RFI-Net: Deep Learning-Based RFI Detection in the Time-Frequency Domain

Radio-frequency interference (RFI) poses a significant challenge to passive sensing, which relies on extremely sensitive measurements of natural thermal emissions. As radiometers increasingly operate in spectrally congested environments, often outside protected bands, accurate RFI detection becomes critical to ensure data integrity and enable spectrum coexistence.

This paper presents RFI-Net, a deep learning-based framework for RFI detection and mitigation in the time-frequency (TF) domain. The model employs a U-Net architecture trained with a physics-informed dual-loss strategy:

• Binary Cross-Entropy (BCE) loss targets detection of RFI-contaminated TF bins.
• Mean Squared Error (MSE) loss minimizes deviation in estimated Brightness Temperature after RFI suppression.

By removing corrupted bins and using only uncontaminated TF data, the framework enables reliable estimation of Brightness Temperature.

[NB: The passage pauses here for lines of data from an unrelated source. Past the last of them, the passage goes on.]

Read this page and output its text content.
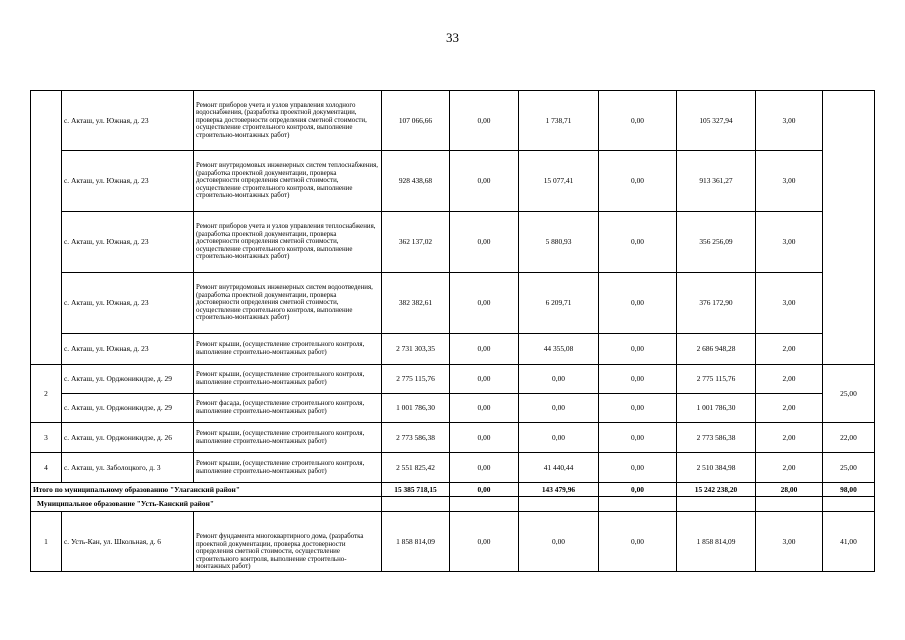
33
	с. Акташ, ул. Южная, д. 23	Ремонт приборов учета и узлов управления холодного водоснабжения, (разработка проектной документации, проверка достоверности определения сметной стоимости, осуществление строительного контроля, выполнение строительно-монтажных работ)	107 066,66	0,00	1 738,71	0,00	105 327,94	3,00	
	с. Акташ, ул. Южная, д. 23	Ремонт внутридомовых инженерных систем теплоснабжения, (разработка проектной документации, проверка достоверности определения сметной стоимости, осуществление строительного контроля, выполнение строительно-монтажных работ)	928 438,68	0,00	15 077,41	0,00	913 361,27	3,00	
	с. Акташ, ул. Южная, д. 23	Ремонт приборов учета и узлов управления теплоснабжения, (разработка проектной документации, проверка достоверности определения сметной стоимости, осуществление строительного контроля, выполнение строительно-монтажных работ)	362 137,02	0,00	5 880,93	0,00	356 256,09	3,00	
	с. Акташ, ул. Южная, д. 23	Ремонт внутридомовых инженерных систем водоотведения, (разработка проектной документации, проверка достоверности определения сметной стоимости, осуществление строительного контроля, выполнение строительно-монтажных работ)	382 382,61	0,00	6 209,71	0,00	376 172,90	3,00	
	с. Акташ, ул. Южная, д. 23	Ремонт крыши, (осуществление строительного контроля, выполнение строительно-монтажных работ)	2 731 303,35	0,00	44 355,08	0,00	2 686 948,28	2,00	
2	с. Акташ, ул. Орджоникидзе, д. 29	Ремонт крыши, (осуществление строительного контроля, выполнение строительно-монтажных работ)	2 775 115,76	0,00	0,00	0,00	2 775 115,76	2,00	25,00
	с. Акташ, ул. Орджоникидзе, д. 29	Ремонт фасада, (осуществление строительного контроля, выполнение строительно-монтажных работ)	1 001 786,30	0,00	0,00	0,00	1 001 786,30	2,00	
3	с. Акташ, ул. Орджоникидзе, д. 26	Ремонт крыши, (осуществление строительного контроля, выполнение строительно-монтажных работ)	2 773 586,38	0,00	0,00	0,00	2 773 586,38	2,00	22,00
4	с. Акташ, ул. Заболоцкого, д. 3	Ремонт крыши, (осуществление строительного контроля, выполнение строительно-монтажных работ)	2 551 825,42	0,00	41 440,44	0,00	2 510 384,98	2,00	25,00
Итого по муниципальному образованию "Улаганский район"			15 385 718,15	0,00	143 479,96	0,00	15 242 238,20	28,00	98,00
Муниципальное образование "Усть-Канский район"									
1	с. Усть-Кан, ул. Школьная, д. 6	Ремонт фундамента многоквартирного дома, (разработка проектной документации, проверка достоверности определения сметной стоимости, осуществление строительного контроля, выполнение строительно-монтажных работ)	1 858 814,09	0,00	0,00	0,00	1 858 814,09	3,00	41,00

RFI-Net is evaluated on a synthetic dataset simulating multiple interference scenarios with varying interference-to-noise ratios (INRs), spectral occupancy, duty cycles, and waveform types (pulsed & continuous). Real-world validation is performed using a spectrum coexistence testbed dataset, where an L-band radiometer is exposed to 5G signals with different power levels and RB group allocations.

Compared to spectral kurtosis, RFI-Net achieves superior performance in accuracy, precision, recall, and Brightness Temperature MSE.